A associação de futebol e sexo parece-me aceitável: são duas actividades físicas apreciadas por qualquer homem que se preze; a mulher tem em ambos, cada vez mais, uma palavra a dizer; e ambos são mais apreciáveis acompanhados de cerveja.
O que Fernando Gomes conseguiu foi colocar os dois pontos de exclamação destes dois estimulantes oásis de forma equiparada. Provocou gargalhadas, alguns trejeitos de cepticismo e protestos de indignação. Eu consegui juntar estas três reacções: ri-me pelo carácter jocoso da frase; torci o nariz quando comecei a pensar sobre o assunto; protestei quando cheguei a uma conclusão palpável.
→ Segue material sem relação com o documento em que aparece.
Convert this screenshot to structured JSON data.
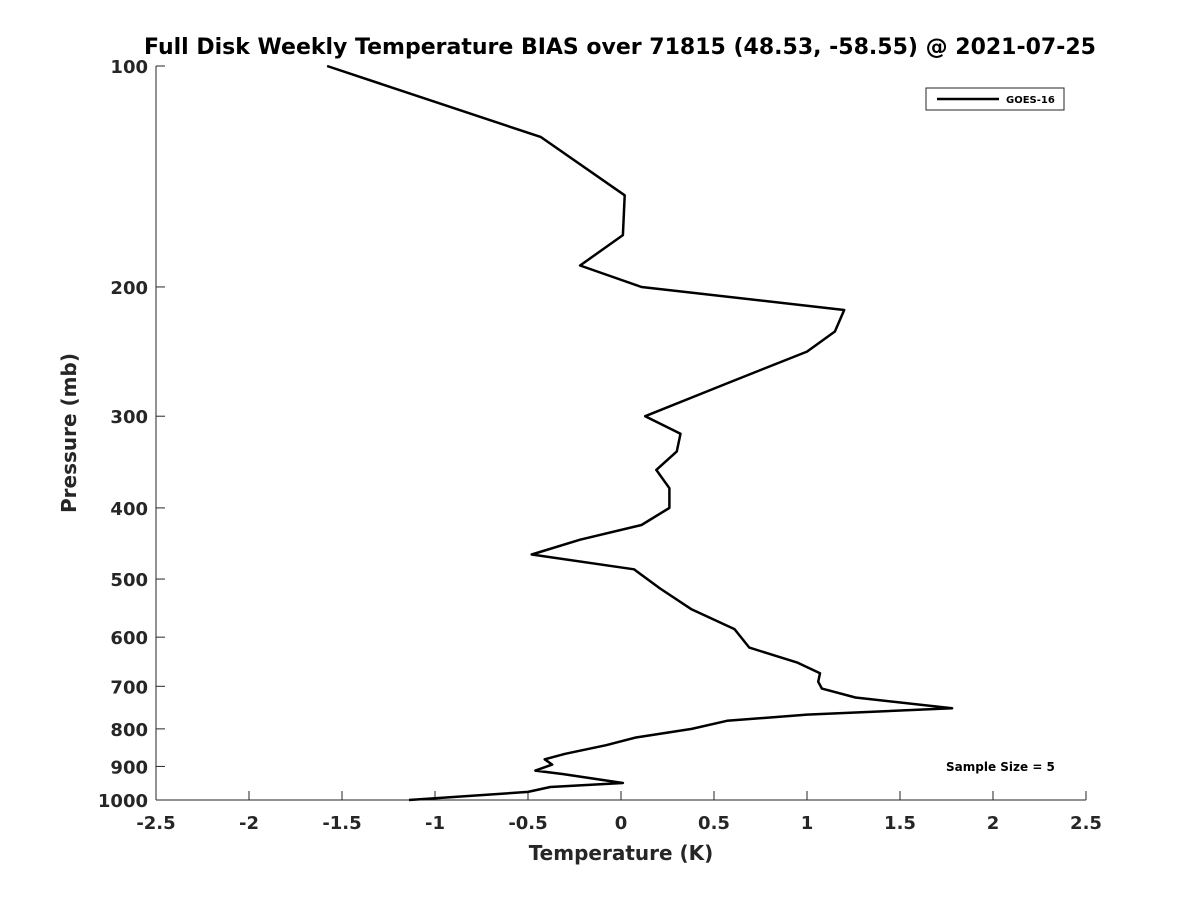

A conclusão é simples: tudo depende do golo e tudo depende o orgasmo. Na vida, de facto, tudo depende do que estamos a falar. Eu sou pão, pão, queijo, queijo, até porque não gosto de queijo e dessa forma posso comer só o pão. Mas a questão não é essa.
A questão é que um golo do meu Porto, marcado pelo Rodriguez, no último minuto de um jogo com o Benfica no Estádio da Luz, que decide o título, com o jogo empatado a zero, e na sequência de um contra-ataque rápido após penalty falhado pelo Reyes bate qualquer orgasmo que eu alguma vez possa ter na vida. Aliás, bate qualquer coisa que eu alguma vez possa ter na vida.
 A minha namorada irá ler isto e irá tentar, esforço ao qual não me vou opor, fazê-lo, mas provocar-me um orgasmo que me faça gritar mais que este hipotético golo vai ser missão impossível.